As discussed above, several high-profile cases have drawn attention to the potential liability of an auditor and the role auditors may play in securities class actions — most notably in the case against Enron. In that infamous case, investors sued Enron and its auditor, Arthur Andersen, because, after continuously reassuring investors that all of Enron’s financial statement and accounting practices had been scrutinized and certified by Arthur Andersen, the company’s financial statements were found to be fraudulent. Arthur Andersen was alleged to be liable for having verified those false statements. This case is also instructive because Arthur Andersen was found to have destroyed a considerable amount of electronic and paper documents related to Enron’s financials and accounting practices. As a result, investors, investigators and attorneys were denied thousands of emails and other paper files that could have been used as evidence to further help demonstrate the extent of Enron and Arthur Andersen’s fraudulent activities.

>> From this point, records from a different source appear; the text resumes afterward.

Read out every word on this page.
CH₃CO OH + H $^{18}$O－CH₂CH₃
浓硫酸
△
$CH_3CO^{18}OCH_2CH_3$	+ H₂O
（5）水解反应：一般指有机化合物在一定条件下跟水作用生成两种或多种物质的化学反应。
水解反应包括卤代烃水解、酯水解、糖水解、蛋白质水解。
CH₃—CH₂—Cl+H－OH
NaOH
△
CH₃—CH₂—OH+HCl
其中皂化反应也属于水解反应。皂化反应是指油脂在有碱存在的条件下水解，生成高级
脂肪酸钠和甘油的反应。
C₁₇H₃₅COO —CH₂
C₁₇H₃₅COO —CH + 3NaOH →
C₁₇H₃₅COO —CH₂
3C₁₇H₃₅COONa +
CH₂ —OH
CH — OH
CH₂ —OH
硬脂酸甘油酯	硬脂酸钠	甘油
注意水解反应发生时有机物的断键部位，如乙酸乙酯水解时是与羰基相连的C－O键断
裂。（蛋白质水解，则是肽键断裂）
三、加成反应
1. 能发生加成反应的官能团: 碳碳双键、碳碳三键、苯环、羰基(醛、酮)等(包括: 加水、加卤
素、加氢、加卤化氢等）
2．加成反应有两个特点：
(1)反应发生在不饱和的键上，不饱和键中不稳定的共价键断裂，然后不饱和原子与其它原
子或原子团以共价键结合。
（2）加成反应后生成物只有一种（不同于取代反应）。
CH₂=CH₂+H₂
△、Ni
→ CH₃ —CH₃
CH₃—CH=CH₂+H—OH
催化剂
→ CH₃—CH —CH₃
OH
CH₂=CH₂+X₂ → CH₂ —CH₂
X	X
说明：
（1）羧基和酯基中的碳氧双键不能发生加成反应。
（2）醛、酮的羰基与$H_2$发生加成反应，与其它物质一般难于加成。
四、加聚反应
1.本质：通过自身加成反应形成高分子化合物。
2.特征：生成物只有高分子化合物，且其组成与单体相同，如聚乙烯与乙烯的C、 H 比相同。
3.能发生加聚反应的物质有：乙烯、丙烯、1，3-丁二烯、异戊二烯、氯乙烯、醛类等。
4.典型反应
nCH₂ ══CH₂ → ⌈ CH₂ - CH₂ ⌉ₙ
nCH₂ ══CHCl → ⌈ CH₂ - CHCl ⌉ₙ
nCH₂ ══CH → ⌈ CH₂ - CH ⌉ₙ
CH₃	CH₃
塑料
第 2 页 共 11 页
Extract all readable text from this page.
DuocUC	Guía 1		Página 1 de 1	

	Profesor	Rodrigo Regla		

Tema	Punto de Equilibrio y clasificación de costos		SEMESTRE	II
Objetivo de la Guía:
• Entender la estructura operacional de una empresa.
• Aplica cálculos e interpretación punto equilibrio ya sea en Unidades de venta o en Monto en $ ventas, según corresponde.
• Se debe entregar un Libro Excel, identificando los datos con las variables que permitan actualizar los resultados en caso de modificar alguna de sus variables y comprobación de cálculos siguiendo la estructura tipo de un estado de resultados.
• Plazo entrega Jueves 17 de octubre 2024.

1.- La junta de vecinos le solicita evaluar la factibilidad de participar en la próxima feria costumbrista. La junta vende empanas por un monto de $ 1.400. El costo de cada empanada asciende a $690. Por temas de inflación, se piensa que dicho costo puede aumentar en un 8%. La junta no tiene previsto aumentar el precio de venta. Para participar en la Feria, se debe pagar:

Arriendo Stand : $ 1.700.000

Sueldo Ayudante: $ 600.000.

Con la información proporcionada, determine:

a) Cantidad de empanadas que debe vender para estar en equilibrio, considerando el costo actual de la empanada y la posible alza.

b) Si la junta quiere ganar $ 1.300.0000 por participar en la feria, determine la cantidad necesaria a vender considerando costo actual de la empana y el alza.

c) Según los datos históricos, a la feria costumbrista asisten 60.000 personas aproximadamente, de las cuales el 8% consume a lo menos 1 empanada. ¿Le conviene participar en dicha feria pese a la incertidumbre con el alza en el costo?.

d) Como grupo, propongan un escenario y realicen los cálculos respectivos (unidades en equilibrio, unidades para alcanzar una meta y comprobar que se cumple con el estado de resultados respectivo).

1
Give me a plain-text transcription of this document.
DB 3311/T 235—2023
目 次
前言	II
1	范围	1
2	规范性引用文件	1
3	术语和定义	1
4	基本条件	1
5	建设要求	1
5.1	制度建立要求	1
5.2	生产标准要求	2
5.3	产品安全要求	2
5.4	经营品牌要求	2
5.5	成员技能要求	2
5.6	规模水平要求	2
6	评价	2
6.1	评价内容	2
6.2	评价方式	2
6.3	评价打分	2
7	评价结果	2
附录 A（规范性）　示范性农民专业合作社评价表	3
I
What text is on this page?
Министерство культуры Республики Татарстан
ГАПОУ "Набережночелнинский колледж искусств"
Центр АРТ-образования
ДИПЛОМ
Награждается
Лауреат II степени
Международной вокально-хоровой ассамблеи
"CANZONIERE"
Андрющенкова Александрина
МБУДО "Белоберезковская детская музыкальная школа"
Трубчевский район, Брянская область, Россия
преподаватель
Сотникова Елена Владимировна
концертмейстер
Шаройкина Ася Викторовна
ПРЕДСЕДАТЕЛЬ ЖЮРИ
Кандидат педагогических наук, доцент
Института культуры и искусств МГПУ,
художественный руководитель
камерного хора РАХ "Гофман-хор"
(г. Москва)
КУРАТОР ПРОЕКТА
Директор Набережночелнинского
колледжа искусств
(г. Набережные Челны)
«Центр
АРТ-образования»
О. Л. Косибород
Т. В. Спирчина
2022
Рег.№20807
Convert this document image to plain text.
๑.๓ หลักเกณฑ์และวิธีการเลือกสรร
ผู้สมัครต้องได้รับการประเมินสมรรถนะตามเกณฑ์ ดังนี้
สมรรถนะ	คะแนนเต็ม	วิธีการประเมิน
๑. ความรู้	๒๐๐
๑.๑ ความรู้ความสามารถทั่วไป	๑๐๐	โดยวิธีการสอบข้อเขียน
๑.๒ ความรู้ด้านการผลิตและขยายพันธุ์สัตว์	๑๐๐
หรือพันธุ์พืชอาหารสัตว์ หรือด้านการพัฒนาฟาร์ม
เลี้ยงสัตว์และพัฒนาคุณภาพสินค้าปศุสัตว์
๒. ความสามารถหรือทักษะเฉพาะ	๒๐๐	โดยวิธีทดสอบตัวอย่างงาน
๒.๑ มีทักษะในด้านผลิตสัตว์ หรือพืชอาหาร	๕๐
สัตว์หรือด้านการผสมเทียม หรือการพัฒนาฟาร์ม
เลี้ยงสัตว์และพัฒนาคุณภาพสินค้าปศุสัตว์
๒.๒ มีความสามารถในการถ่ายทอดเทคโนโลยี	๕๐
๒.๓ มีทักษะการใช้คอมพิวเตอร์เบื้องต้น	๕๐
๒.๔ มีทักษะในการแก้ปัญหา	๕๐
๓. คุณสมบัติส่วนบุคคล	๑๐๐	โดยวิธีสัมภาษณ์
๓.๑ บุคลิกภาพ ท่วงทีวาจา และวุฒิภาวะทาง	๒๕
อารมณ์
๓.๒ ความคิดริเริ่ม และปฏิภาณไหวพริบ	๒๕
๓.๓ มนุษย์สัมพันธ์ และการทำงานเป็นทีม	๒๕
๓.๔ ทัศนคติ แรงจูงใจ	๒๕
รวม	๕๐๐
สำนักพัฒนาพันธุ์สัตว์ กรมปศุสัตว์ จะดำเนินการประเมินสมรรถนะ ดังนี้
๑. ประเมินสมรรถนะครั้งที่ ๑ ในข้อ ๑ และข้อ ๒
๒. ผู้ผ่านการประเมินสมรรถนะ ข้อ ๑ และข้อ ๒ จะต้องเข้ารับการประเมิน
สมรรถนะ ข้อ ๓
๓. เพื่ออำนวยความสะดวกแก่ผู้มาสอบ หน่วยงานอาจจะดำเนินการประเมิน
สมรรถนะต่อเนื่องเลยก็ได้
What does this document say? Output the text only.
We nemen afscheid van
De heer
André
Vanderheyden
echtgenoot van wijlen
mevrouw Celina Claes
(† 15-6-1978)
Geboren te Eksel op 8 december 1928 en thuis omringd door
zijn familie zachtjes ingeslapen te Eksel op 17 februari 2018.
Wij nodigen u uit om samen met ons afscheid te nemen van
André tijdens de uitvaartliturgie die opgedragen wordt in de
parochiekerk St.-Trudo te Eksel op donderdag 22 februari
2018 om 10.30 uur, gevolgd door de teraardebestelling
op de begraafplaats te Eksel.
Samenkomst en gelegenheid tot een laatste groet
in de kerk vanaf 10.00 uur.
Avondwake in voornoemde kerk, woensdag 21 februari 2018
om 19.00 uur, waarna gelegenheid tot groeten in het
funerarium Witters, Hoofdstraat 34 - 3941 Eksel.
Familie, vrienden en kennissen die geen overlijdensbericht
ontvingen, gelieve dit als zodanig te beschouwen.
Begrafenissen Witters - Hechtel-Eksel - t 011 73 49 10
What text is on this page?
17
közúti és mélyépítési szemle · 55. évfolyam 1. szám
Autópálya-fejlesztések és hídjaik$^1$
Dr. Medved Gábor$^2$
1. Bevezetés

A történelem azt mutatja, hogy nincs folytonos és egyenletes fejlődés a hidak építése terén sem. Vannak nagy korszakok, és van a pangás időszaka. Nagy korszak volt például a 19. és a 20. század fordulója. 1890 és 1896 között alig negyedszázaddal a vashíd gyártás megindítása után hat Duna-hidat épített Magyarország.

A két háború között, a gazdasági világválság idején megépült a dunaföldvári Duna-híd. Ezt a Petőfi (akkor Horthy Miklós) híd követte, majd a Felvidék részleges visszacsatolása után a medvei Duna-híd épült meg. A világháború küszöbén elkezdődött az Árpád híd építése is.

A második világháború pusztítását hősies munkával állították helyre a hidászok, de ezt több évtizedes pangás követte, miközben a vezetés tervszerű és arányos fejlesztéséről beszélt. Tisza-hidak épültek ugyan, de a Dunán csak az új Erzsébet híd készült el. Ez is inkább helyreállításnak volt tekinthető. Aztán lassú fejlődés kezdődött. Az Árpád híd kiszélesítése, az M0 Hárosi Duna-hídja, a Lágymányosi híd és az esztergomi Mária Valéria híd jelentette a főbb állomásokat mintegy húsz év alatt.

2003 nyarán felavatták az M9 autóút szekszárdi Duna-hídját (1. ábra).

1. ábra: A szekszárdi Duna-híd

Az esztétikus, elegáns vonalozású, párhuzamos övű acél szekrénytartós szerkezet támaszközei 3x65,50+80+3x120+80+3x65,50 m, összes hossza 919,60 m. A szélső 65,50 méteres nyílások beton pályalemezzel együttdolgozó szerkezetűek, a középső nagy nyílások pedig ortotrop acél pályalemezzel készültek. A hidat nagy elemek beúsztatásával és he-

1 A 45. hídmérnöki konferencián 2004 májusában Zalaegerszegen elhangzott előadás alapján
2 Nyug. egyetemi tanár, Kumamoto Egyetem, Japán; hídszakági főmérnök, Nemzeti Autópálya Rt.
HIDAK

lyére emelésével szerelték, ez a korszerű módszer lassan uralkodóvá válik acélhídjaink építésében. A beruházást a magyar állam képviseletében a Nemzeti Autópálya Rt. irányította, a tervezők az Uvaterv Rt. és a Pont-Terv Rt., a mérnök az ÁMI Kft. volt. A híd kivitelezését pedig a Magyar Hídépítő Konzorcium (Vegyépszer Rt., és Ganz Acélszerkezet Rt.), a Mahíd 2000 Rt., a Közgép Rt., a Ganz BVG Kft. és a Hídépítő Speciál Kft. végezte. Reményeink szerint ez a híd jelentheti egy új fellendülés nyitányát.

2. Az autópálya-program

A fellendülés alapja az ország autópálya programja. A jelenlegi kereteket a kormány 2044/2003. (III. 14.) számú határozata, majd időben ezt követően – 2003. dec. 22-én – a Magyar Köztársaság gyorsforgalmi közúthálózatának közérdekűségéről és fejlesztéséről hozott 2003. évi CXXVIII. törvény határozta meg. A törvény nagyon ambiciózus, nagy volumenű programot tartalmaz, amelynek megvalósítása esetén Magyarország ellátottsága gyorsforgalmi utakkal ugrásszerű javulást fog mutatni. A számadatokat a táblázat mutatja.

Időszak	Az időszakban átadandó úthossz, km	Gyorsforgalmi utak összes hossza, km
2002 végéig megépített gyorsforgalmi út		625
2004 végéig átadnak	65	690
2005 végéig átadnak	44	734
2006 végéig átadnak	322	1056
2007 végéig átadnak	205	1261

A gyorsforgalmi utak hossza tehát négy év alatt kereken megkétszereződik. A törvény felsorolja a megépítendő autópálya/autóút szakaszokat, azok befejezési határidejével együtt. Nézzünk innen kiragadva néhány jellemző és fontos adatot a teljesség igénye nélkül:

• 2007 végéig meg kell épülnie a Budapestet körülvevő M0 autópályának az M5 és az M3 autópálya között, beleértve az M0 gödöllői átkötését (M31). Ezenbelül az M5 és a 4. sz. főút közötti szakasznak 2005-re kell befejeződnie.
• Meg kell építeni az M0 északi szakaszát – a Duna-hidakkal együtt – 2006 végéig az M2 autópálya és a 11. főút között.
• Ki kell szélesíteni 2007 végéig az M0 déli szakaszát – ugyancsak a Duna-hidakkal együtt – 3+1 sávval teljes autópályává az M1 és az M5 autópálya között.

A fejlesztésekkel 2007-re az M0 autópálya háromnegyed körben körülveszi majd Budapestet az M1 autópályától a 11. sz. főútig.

Enron investors eventually obtained a $75 million settlement from Arthur Anderson.

In the case against WorldCom, investors alleged that the company’s auditor, once again Arthur Andersen, was liable for failing to thoroughly examine the company’s financial statement and accounting practices and for allowing enormous accounting fraud to unfold at the company. Instead of fulfilling its obligations to investors, the case alleged that Arthur Andersen took a “see-no-evil” approach in order to please WorldCom executives and to ensure payment for its auditing services. In midst of the trial, Arthur Anderson decided to settle the case against it by WorldCom investors for $65 million.

Similarly, in the case against Tyco, investors claimed that the accounting firm Pricewaterhouse-Coopers failed to uncover the fraud that led the company to overstate its income by $5.8 billion. The auditor ultimately opted, after four years of litigation, to settle the Tyco investor case for $225 million.

These cases serve to demonstrate the severe repercussions that exist for auditors in securities fraud cases should they fail to diligently perform their duties as independent auditors. Auditors are imparted with important obligations to investors and should they enable the fraud perpetrated by company insiders, they too should be, and continue to be, held liable.